The Call
Inside the Global Saudi Religious Project
Journalist Krithika Varagur's Da'wa chronicles the House of Saud as it systematically transforms the Muslim world in its own image, in one of the major imperial projects in today's world, on par with China's economic diplomacy. Since 1979, Saudi Arabia has spent $1.8 billion per year, by one estimate, to propagate its puritanical brand of Islam, called Salafism or Wahhabism. It has kept scrupulous records of its religious activity in 27 countries, with over 4,000 Salafi preachers on its payroll worldwide. This is the cumulative scope of the Saudi campaign on three separate continents, told through the trial of a Christian governor in Indonesia; the emergence of Wahhabi influence in the Republic of Kosovo; and the death sentence of a Sufi priest in Nigeria.

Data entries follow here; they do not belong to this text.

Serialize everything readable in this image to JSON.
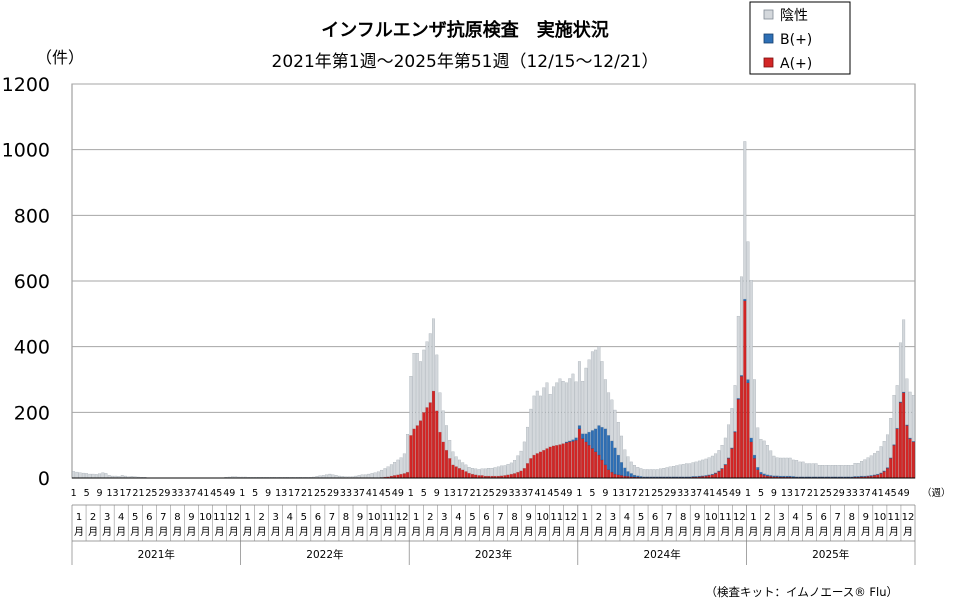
{
  "chart_data": {
    "type": "bar",
    "stacked": true,
    "title": "インフルエンザ抗原検査　実施状況",
    "subtitle": "2021年第1週～2025年第51週（12/15～12/21）",
    "ylabel": "（件）",
    "xunit": "（週）",
    "ylim": [
      0,
      1200
    ],
    "yticks": [
      0,
      200,
      400,
      600,
      800,
      1000,
      1200
    ],
    "grid": true,
    "legend_position": "top-right",
    "legend": [
      {
        "name": "陰性",
        "color": "#d4d8dc"
      },
      {
        "name": "B(+)",
        "color": "#2e6fb5"
      },
      {
        "name": "A(+)",
        "color": "#d32626"
      }
    ],
    "week_tick_labels": [
      "1",
      "5",
      "9",
      "13",
      "17",
      "21",
      "25",
      "29",
      "33",
      "37",
      "41",
      "45",
      "49"
    ],
    "months": [
      "1",
      "2",
      "3",
      "4",
      "5",
      "6",
      "7",
      "8",
      "9",
      "10",
      "11",
      "12"
    ],
    "month_suffix": "月",
    "years": [
      "2021年",
      "2022年",
      "2023年",
      "2024年",
      "2025年"
    ],
    "series_names": [
      "A(+)",
      "B(+)",
      "陰性"
    ],
    "series": [
      {
        "name": "2021年",
        "week_start": 1,
        "A": [
          0,
          0,
          0,
          0,
          0,
          0,
          0,
          0,
          0,
          0,
          0,
          0,
          0,
          0,
          0,
          0,
          0,
          0,
          0,
          0,
          0,
          0,
          0,
          0,
          0,
          0,
          0,
          0,
          0,
          0,
          0,
          0,
          0,
          0,
          0,
          0,
          0,
          0,
          0,
          0,
          0,
          0,
          0,
          0,
          0,
          0,
          0,
          0,
          0,
          0,
          0,
          0
        ],
        "B": [
          0,
          0,
          0,
          0,
          0,
          0,
          0,
          0,
          0,
          0,
          0,
          0,
          0,
          0,
          0,
          0,
          0,
          0,
          0,
          0,
          0,
          0,
          0,
          0,
          0,
          0,
          0,
          0,
          0,
          0,
          0,
          0,
          0,
          0,
          0,
          0,
          0,
          0,
          0,
          0,
          0,
          0,
          0,
          0,
          0,
          0,
          0,
          0,
          0,
          0,
          0,
          0
        ],
        "N": [
          20,
          18,
          16,
          15,
          14,
          12,
          12,
          11,
          13,
          16,
          14,
          8,
          6,
          6,
          5,
          8,
          6,
          4,
          5,
          4,
          3,
          2,
          2,
          1,
          0,
          0,
          0,
          0,
          0,
          0,
          0,
          0,
          0,
          0,
          0,
          0,
          0,
          0,
          0,
          0,
          0,
          0,
          0,
          0,
          0,
          0,
          0,
          2,
          3,
          4,
          4,
          3
        ]
      },
      {
        "name": "2022年",
        "week_start": 1,
        "A": [
          0,
          0,
          0,
          0,
          0,
          0,
          0,
          0,
          0,
          0,
          0,
          0,
          0,
          0,
          0,
          0,
          0,
          0,
          0,
          0,
          0,
          0,
          0,
          0,
          0,
          0,
          0,
          0,
          0,
          0,
          0,
          0,
          0,
          0,
          0,
          0,
          0,
          0,
          0,
          0,
          0,
          0,
          1,
          2,
          3,
          4,
          6,
          8,
          10,
          12,
          14,
          18
        ],
        "B": [
          0,
          0,
          0,
          0,
          0,
          0,
          0,
          0,
          0,
          0,
          0,
          0,
          0,
          0,
          0,
          0,
          0,
          0,
          0,
          0,
          0,
          0,
          0,
          0,
          0,
          0,
          0,
          0,
          0,
          0,
          0,
          0,
          0,
          0,
          0,
          0,
          0,
          0,
          0,
          0,
          0,
          0,
          0,
          0,
          0,
          0,
          0,
          0,
          0,
          0,
          0,
          0
        ],
        "N": [
          3,
          3,
          2,
          2,
          2,
          2,
          2,
          2,
          2,
          2,
          2,
          2,
          2,
          2,
          2,
          2,
          2,
          2,
          2,
          2,
          2,
          2,
          3,
          5,
          7,
          8,
          10,
          12,
          10,
          8,
          6,
          5,
          4,
          4,
          4,
          6,
          8,
          10,
          10,
          12,
          14,
          16,
          18,
          22,
          26,
          30,
          35,
          40,
          45,
          50,
          60,
          115
        ]
      },
      {
        "name": "2023年",
        "week_start": 1,
        "A": [
          130,
          150,
          160,
          175,
          200,
          215,
          230,
          265,
          205,
          140,
          110,
          85,
          60,
          40,
          35,
          30,
          25,
          20,
          15,
          12,
          10,
          8,
          8,
          6,
          6,
          6,
          6,
          6,
          7,
          8,
          10,
          12,
          14,
          18,
          22,
          30,
          45,
          60,
          70,
          75,
          80,
          85,
          90,
          95,
          98,
          100,
          102,
          105,
          108,
          110,
          112,
          115
        ],
        "B": [
          0,
          0,
          0,
          0,
          0,
          0,
          0,
          0,
          0,
          0,
          0,
          0,
          0,
          0,
          0,
          0,
          0,
          0,
          0,
          0,
          0,
          0,
          0,
          0,
          0,
          0,
          0,
          0,
          0,
          0,
          0,
          0,
          0,
          0,
          0,
          0,
          0,
          0,
          0,
          0,
          0,
          0,
          0,
          0,
          0,
          0,
          0,
          0,
          2,
          3,
          5,
          8
        ],
        "N": [
          180,
          230,
          220,
          180,
          190,
          200,
          210,
          220,
          170,
          120,
          95,
          75,
          55,
          40,
          30,
          25,
          22,
          20,
          18,
          18,
          18,
          18,
          20,
          22,
          24,
          24,
          26,
          28,
          30,
          30,
          32,
          34,
          40,
          50,
          60,
          80,
          110,
          150,
          180,
          190,
          170,
          190,
          200,
          160,
          180,
          190,
          200,
          190,
          180,
          190,
          200,
          170
        ]
      },
      {
        "name": "2024年",
        "week_start": 1,
        "A": [
          150,
          120,
          110,
          100,
          90,
          80,
          70,
          55,
          40,
          25,
          18,
          12,
          10,
          8,
          6,
          5,
          4,
          3,
          3,
          2,
          2,
          2,
          2,
          2,
          2,
          2,
          2,
          2,
          2,
          2,
          2,
          2,
          2,
          2,
          2,
          3,
          3,
          4,
          5,
          6,
          8,
          10,
          14,
          20,
          28,
          40,
          60,
          90,
          140,
          240,
          310,
          540
        ],
        "B": [
          10,
          15,
          25,
          40,
          55,
          70,
          90,
          100,
          110,
          105,
          95,
          80,
          60,
          40,
          25,
          15,
          10,
          6,
          4,
          3,
          2,
          2,
          2,
          2,
          2,
          2,
          2,
          2,
          2,
          2,
          2,
          2,
          2,
          2,
          2,
          2,
          2,
          2,
          2,
          2,
          2,
          2,
          2,
          2,
          2,
          2,
          2,
          2,
          2,
          3,
          3,
          5
        ],
        "N": [
          195,
          160,
          200,
          220,
          240,
          240,
          240,
          200,
          150,
          130,
          125,
          115,
          100,
          80,
          55,
          45,
          35,
          30,
          26,
          24,
          22,
          22,
          22,
          22,
          22,
          24,
          26,
          28,
          30,
          32,
          34,
          36,
          38,
          40,
          40,
          42,
          44,
          46,
          48,
          50,
          52,
          55,
          58,
          62,
          70,
          80,
          100,
          120,
          140,
          250,
          300,
          480
        ]
      },
      {
        "name": "2025年",
        "week_start": 1,
        "A": [
          290,
          110,
          60,
          25,
          12,
          8,
          6,
          5,
          4,
          4,
          3,
          3,
          3,
          3,
          2,
          2,
          2,
          2,
          2,
          2,
          2,
          2,
          2,
          2,
          2,
          2,
          2,
          2,
          2,
          2,
          2,
          2,
          2,
          3,
          3,
          4,
          4,
          5,
          6,
          8,
          10,
          14,
          20,
          30,
          60,
          100,
          150,
          230,
          260,
          160,
          120,
          110
        ],
        "B": [
          10,
          12,
          10,
          8,
          6,
          5,
          4,
          3,
          3,
          3,
          3,
          3,
          3,
          3,
          3,
          2,
          2,
          2,
          2,
          2,
          2,
          2,
          2,
          2,
          2,
          2,
          2,
          2,
          2,
          2,
          2,
          2,
          2,
          2,
          2,
          2,
          2,
          2,
          2,
          2,
          2,
          2,
          2,
          2,
          2,
          2,
          2,
          2,
          2,
          2,
          2,
          2
        ],
        "N": [
          420,
          480,
          230,
          120,
          100,
          100,
          90,
          75,
          60,
          55,
          55,
          55,
          55,
          55,
          50,
          50,
          45,
          45,
          40,
          40,
          40,
          40,
          35,
          35,
          35,
          35,
          35,
          35,
          35,
          35,
          35,
          35,
          35,
          40,
          40,
          45,
          50,
          55,
          60,
          65,
          70,
          80,
          90,
          100,
          120,
          150,
          130,
          180,
          220,
          140,
          140,
          140
        ]
      }
    ]
  },
  "footnote": "（検査キット：イムノエース® Flu）"
}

Krithika Varagur is an award-winning journalist who covers Indonesia for The Guardian and has reported widely from Southeast and South Asia for publications including The Atlantic, The New York Review of Books, The Financial Times, The New Republic, Foreign Policy, and The New York Times. She regularly corresponds for outlets like NPR, the BBC, Democracy Now!, and Deutsche Welle and her work has been supported by the Pulitzer Center on Crisis Reporting, the International Women's Media Foundation, the Overseas Press Club Foundation, the Rory Peck Trust, and more. She is a National Geographic explorer and a former Amtrak writer-in-residence. Varagur graduated from Harvard University and was a Fulbright scholar at the School of Oriental and African Studies in London.